Monday, May 17, 2021

Rebus

You work with what you are given,
the red clay of grief,
the black clay of stubbornness going on after.
Clay that tastes of care or carelessness,
clay that smells of the bottoms of rivers or dust.
Each thought is a life you have lived or failed to live,
each word is a dish you have eaten or left on the table.
There are honeys so bitter
no one would willingly choose to take them.
The clay takes them: honey of weariness, honey of vanity,
honey of cruelty, fear.
This rebus - slip and stubbornness,
bottom of river, my own consumed life -
when will I learn to read it
plainly, slowly, uncolored by hope or desire?
Not to understand it, only to see.
As water given sugar sweetens, given salt grows salty,
we become our choices.
Each yes, each no continues,
this one a ladder, that one an anvil or cup.
The ladder leans into its darkness.
The anvil leans into its silence.
The cup sits empty.
How can I enter this question the clay has asked?

~Jane Hirshfield

Oscar Wilde said that if you know what you want to be, then you inevitably become it--that is your punishment--but if you never know, then you can be anything. There is a truth to that. We are not nouns, we are verbs. I am not a thing--an actor, a writer--I am a person who does things--I write, I act--and I never know what I am going to do next. I think you can be imprisoned if you think of yourself as a noun.


--Stephen Fry

 To use the world well, to be able to stop wasting it and our time in it, we need to relearn our being in it.

- Ursula Le Guin

 Tradition is the handing down of fire and not the veneration of ashes

—Gustav Mahler


The times are urgent; let us slow down.

--Dr. Bayo Akomolafe https://greendreamer.com/podcast/dr-bayo-akomolafe-the-emergence-network 

Life will break you. Nobody can protect you from that, and living alone won’t either, for solitude will also break you with its yearning. You have to love. You have to feel. It is the reason you are here on earth. You are here to risk your heart. You are here to be swallowed up. And when it happens that you are broken, or betrayed, or left, or hurt, or death brushes near, let yourself sit by an apple tree and listen to the apples falling all around you in heaps, wasting their sweetness. Tell yourself you tasted as many as you could.
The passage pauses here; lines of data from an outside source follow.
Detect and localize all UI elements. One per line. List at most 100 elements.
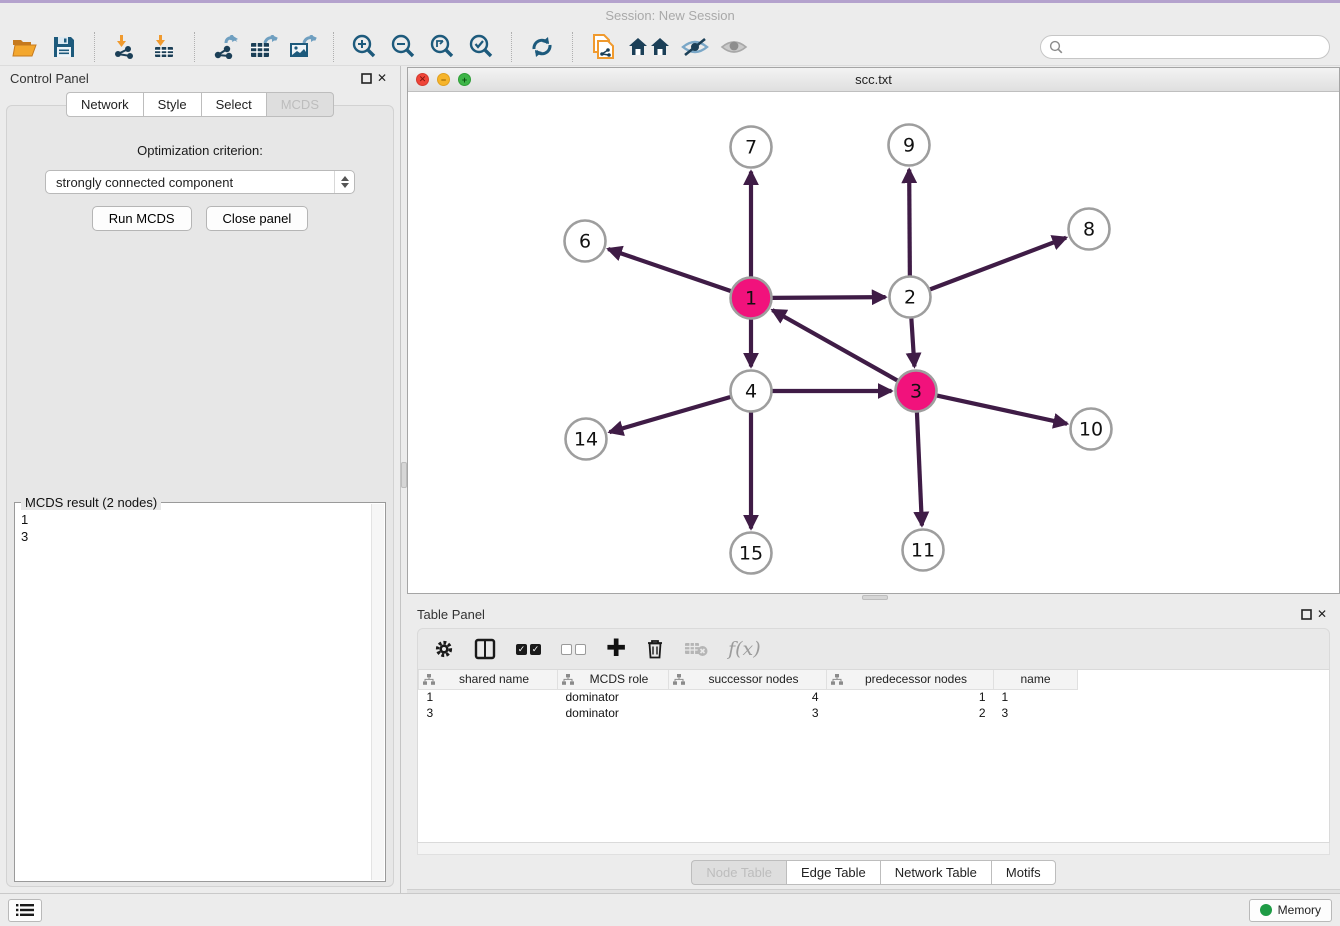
criterion-select[interactable]: strongly connected component	[45, 170, 355, 194]
close-panel-icon[interactable]: ✕	[1314, 606, 1330, 622]
network-window-titlebar[interactable]: ✕ − + scc.txt	[408, 68, 1339, 92]
control-panel-tabs: Network Style Select MCDS	[0, 92, 400, 117]
graph-edge-2-3[interactable]	[911, 318, 914, 366]
graph-edge-3-1[interactable]	[772, 310, 897, 380]
tab-mcds[interactable]: MCDS	[266, 92, 334, 117]
graph-edge-2-9[interactable]	[909, 169, 910, 275]
close-panel-button[interactable]: Close panel	[206, 206, 309, 231]
graph-node-label-8: 8	[1083, 219, 1095, 241]
network-canvas[interactable]: 7968124314101511	[408, 92, 1339, 593]
graph-node-label-9: 9	[903, 135, 915, 157]
table-horizontal-scrollbar[interactable]	[417, 843, 1330, 855]
copy-network-view-icon[interactable]	[588, 33, 618, 61]
window-maximize-icon[interactable]: +	[458, 73, 471, 86]
export-image-icon[interactable]	[288, 33, 318, 61]
log-console-button[interactable]	[8, 899, 42, 922]
graph-edge-3-10[interactable]	[937, 396, 1067, 424]
tab-style[interactable]: Style	[143, 92, 201, 117]
column-header-successor-nodes[interactable]: successor nodes	[669, 670, 827, 689]
graph-node-label-6: 6	[579, 231, 591, 253]
hierarchy-icon	[673, 674, 685, 685]
status-bar: Memory	[0, 893, 1340, 926]
list-icon	[16, 903, 34, 917]
vertical-splitter[interactable]	[400, 66, 407, 893]
float-panel-icon[interactable]	[358, 70, 374, 86]
graph-node-label-4: 4	[745, 381, 757, 403]
delete-column-icon[interactable]	[646, 638, 664, 660]
zoom-in-icon[interactable]	[349, 33, 379, 61]
result-scrollbar[interactable]	[371, 504, 384, 880]
graph-node-label-1: 1	[745, 288, 757, 310]
toolbar-separator	[511, 32, 512, 62]
tab-network-table[interactable]: Network Table	[880, 860, 991, 885]
table-header-row[interactable]: shared name MCDS role successor nodes pr…	[419, 670, 1078, 689]
toolbar-separator	[333, 32, 334, 62]
graph-edges	[608, 169, 1067, 528]
search-input[interactable]	[1040, 35, 1330, 59]
deselect-all-checkboxes-icon[interactable]	[561, 644, 586, 655]
memory-button[interactable]: Memory	[1249, 899, 1332, 922]
toolbar-separator	[194, 32, 195, 62]
horizontal-splitter[interactable]	[407, 594, 1340, 602]
tab-motifs[interactable]: Motifs	[991, 860, 1056, 885]
refresh-icon[interactable]	[527, 33, 557, 61]
graph-edge-1-2[interactable]	[772, 297, 885, 298]
zoom-out-icon[interactable]	[388, 33, 418, 61]
export-network-icon[interactable]	[210, 33, 240, 61]
tab-edge-table[interactable]: Edge Table	[786, 860, 880, 885]
window-minimize-icon[interactable]: −	[437, 73, 450, 86]
hierarchy-icon	[423, 674, 435, 685]
tab-node-table[interactable]: Node Table	[691, 860, 786, 885]
table-row[interactable]: 3 dominator 3 2 3	[419, 705, 1078, 721]
toolbar-separator	[572, 32, 573, 62]
tab-network[interactable]: Network	[66, 92, 143, 117]
zoom-fit-icon[interactable]	[427, 33, 457, 61]
control-panel-title: Control Panel	[10, 71, 89, 86]
splitter-handle[interactable]	[401, 462, 407, 488]
zoom-selected-icon[interactable]	[466, 33, 496, 61]
table-toolbar: ✓✓ ✚ f(x)	[417, 628, 1330, 670]
home-layout-icon[interactable]	[627, 33, 671, 61]
column-header-predecessor-nodes[interactable]: predecessor nodes	[827, 670, 994, 689]
mcds-result-text[interactable]: 1 3	[15, 503, 385, 881]
control-panel: Control Panel ✕ Network Style Select MCD…	[0, 66, 400, 893]
add-column-icon[interactable]: ✚	[606, 639, 626, 659]
close-panel-icon[interactable]: ✕	[374, 70, 390, 86]
memory-status-icon	[1260, 904, 1272, 916]
settings-gear-icon[interactable]	[434, 639, 454, 659]
hierarchy-icon	[831, 674, 843, 685]
import-table-icon[interactable]	[149, 33, 179, 61]
delete-table-icon	[684, 640, 708, 658]
hide-selected-icon[interactable]	[680, 33, 710, 61]
tab-select[interactable]: Select	[201, 92, 266, 117]
column-header-shared-name[interactable]: shared name	[419, 670, 558, 689]
graph-node-label-15: 15	[739, 543, 763, 565]
graph-edge-2-8[interactable]	[930, 238, 1066, 290]
open-session-icon[interactable]	[10, 33, 40, 61]
graph-edge-4-14[interactable]	[610, 397, 731, 432]
select-all-checkboxes-icon[interactable]: ✓✓	[516, 644, 541, 655]
toolbar-separator	[94, 32, 95, 62]
graph-edge-1-6[interactable]	[608, 249, 730, 291]
window-close-icon[interactable]: ✕	[416, 73, 429, 86]
graph-edge-3-11[interactable]	[917, 412, 922, 525]
import-network-icon[interactable]	[110, 33, 140, 61]
save-session-icon[interactable]	[49, 33, 79, 61]
splitter-handle[interactable]	[862, 595, 888, 600]
float-panel-icon[interactable]	[1298, 606, 1314, 622]
table-tabs: Node Table Edge Table Network Table Moti…	[407, 855, 1340, 889]
column-header-mcds-role[interactable]: MCDS role	[558, 670, 669, 689]
export-table-icon[interactable]	[249, 33, 279, 61]
table-row[interactable]: 1 dominator 4 1 1	[419, 689, 1078, 705]
column-header-name[interactable]: name	[994, 670, 1078, 689]
mcds-result-box: MCDS result (2 nodes) 1 3	[14, 502, 386, 882]
window-titlebar: Session: New Session	[0, 3, 1340, 28]
show-column-icon[interactable]	[474, 638, 496, 660]
show-all-icon[interactable]	[719, 33, 749, 61]
run-mcds-button[interactable]: Run MCDS	[92, 206, 192, 231]
node-table: shared name MCDS role successor nodes pr…	[417, 670, 1330, 843]
select-caret-icon	[334, 171, 354, 193]
graph-node-label-3: 3	[910, 381, 922, 403]
apply-function-icon: f(x)	[728, 638, 761, 660]
graph-node-label-14: 14	[574, 429, 598, 451]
-- Louise Erdrich, The Painted Drum


 People aren’t made to float through the air. Unless we know the weight of our bodies, unless we feel the force of gravity, we’ll forget what we are, we’ll lose ourselves without even noticing.

— Madeleine Thien


Wednesday, May 5, 2021

The Deepest Peace: Contemplations from a Season of Stillness

Many times I have testified of my suffering and written at length on race, gender, sexual orientation, and homelessness. Before I die, I must speak of peace. Life has not been all torment in this dark and mysterious body. And yet torment and peace are not separate. They come together in a world that pulls you toward violence and bends you down to pray for peace. Peace is there all along. In awakening to peace, the teachings of the earth have been beneficial for me…

[I walk in nature.] I see half-eaten birds and the dried bones of an animal unknown to me. It’s clear, in this peaceful desert, that peace is not the opposite of violence. Peace is in violence. It can only be seen by the open eyes of awareness...The experience of peace I’m discovering in the desert had always been with me in the city. I hadn’t let it in. I had made efforts at making peace. But “making peace” requires an idea and then action upon that idea. It’s not the same peace I speak of here. The peace being expressed in these writings doesn’t come from the mind, the lips, or from gentle actions. It doesn’t come from legislation made by governments or peacemaking movements. 

It’s a peace that appears without effort. Like the desert filling up my eyes. It appears like snow, wind, or rain. Peace arrives on its own if I don’t resist it. During years of chanting and meditation, the habit of fighting against what was in front of me rose and dissolved like waves in an ocean. There were times when I asked questions, critiqued, and took action. And there were times when confusion took over, the mind doubled down on itself. The only thing to do during those times was to breathe and be still. The body knows when to do this. Stillness is inherent. After suffering and resistance, the only thing left is contemplation of life and after contemplation, stillness, and after stillness, peace.